Critically, governments retain control. Data access can be revoked at any point and penalties applied for recklessness or misuse, providing leverage in negotiations with developers who are already calling for this information to be unlocked.

Imagine an Australian who consents to turn on an API allowing their AI assistant to access their My Health Record, alongside other data streams like Fitbit, Oura, Strava, Woolworths shopping history, Healthdirect self-care advice and hospital records such as those in the NSW Single Digital Patient Record.

The API would not allow the AI assistant to store this information, only process it in the context of the consumer’s prompt.
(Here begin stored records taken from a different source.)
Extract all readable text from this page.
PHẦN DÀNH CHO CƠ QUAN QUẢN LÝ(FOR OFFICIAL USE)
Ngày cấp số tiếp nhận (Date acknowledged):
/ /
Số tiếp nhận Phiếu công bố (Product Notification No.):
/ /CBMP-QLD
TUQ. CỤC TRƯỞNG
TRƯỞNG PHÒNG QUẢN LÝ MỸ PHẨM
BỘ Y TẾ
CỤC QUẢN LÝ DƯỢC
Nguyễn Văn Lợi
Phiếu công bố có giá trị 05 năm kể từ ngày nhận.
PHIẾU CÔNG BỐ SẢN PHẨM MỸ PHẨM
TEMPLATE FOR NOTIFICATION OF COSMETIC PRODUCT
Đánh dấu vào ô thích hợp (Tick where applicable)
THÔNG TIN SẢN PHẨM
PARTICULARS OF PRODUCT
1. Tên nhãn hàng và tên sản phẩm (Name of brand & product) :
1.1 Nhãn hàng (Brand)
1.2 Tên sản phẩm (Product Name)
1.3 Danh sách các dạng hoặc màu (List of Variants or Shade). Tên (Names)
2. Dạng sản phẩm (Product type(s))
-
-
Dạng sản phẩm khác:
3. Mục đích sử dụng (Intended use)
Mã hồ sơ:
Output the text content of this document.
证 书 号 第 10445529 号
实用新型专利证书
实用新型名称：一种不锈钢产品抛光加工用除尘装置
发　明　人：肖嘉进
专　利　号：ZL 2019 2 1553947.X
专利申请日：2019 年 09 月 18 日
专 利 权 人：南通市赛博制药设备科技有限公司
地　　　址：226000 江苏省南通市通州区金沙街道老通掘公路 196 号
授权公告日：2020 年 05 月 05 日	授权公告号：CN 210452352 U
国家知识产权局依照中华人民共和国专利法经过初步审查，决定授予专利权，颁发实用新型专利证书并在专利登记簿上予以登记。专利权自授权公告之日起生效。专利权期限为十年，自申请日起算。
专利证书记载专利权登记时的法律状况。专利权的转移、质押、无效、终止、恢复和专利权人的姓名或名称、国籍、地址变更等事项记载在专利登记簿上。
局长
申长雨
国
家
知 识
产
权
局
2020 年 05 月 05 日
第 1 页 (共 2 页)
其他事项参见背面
This would bring together multiple sources of disparate data, much of it based on lifestyle factors, complemented with highly reliable structured and SNOMED coded clinical data from the My Health Record and hospital systems. The AI synthesises this information into meaningful insights tailored to that individual Australian.

Setting the guardrails: when AI must hand over to healthcare

Here’s where boundaries matter.

The system must know when a healthcare provider is required and hand off to services with clinical oversight and accountability – smarts that may not be in these tools yet.

It could connect consumers seamlessly with Healthdirect’s digital symptom checker, which is subject to rigorous clinical monitoring and oversight, or make a call to Healthdirect allowing them to speak with a nurse immediately.

Where it is clearer that a higher scope of practice is required or for ongoing care, the system makes a booking with their regular GP (checking first if they have registered with a practice through MyMedicare), or helps them find a GP or telehealth provider such as 13SICK using Healthdirect’s National Health Services Directory.

Australians already have free access to these services – this approach simply meets them where they’re already seeking health information and at no cost to the consumer.

This approach could deliver the best of all worlds – the deep empathy and large user base of commercial AI platforms meets consumers where they are. Multiple sources of health and lifestyle data are synthesised into actionable guidance. The system glides seamlessly into digital channels that have clinical oversight and accountability. The hazards of unregulated AI assistants are mitigated by services the state, territory and Australian governments are already providing, using data governments already hold. This data is finally unlocked and synthesised into meaningful insights that consumers can start to act on every day to prevent the onset of chronic disease and better manage their health.

This is the moment when all the investment we as a country have been making could deliver transformational benefits.

The vision so many of us in the digital health community have looked towards is within our reach.

We have built the digital infrastructure and seen the necessity for it, but have not yet landed it in every Australian’s hands or devices. Maybe commercial AI platforms with appropriate governance could be the way.

Author’s note: use of AI in article preparation

I used Claude Sonnet 4.5 Extended (February 2026 version) while writing this piece. Not just for grammar checks; I used it to organise my thinking, test arguments, challenge my assumptions (including asking it to tell me why I’m wrong), and refine the narrative flow. It pushed me to be clearer and more direct.

But every idea in this article is mine; I take full responsibility for everything written here, with Claude as my thinking partner.

I’m disclosing this because transparency matters, especially when writing about AI governance. If we’re going to advocate for accountability in AI health assistants, we should model it in how we work with these tools ourselves.

Bettina McMahon has worked in the Australian digital health sector since 2009. She is the Chief Executive Officer of Healthdirect Australia and Board Director of SNOMED International, and a former executive at the Australian Digital Health Agency and Board Chair of the Australasian Institute for Digital Health. The provocation in this article does not represent the views of any organisation, but are ideas shaped by working as a public official in technology programs alongside industry since the 1990s, and service on Boards responsible for data standards and informatics.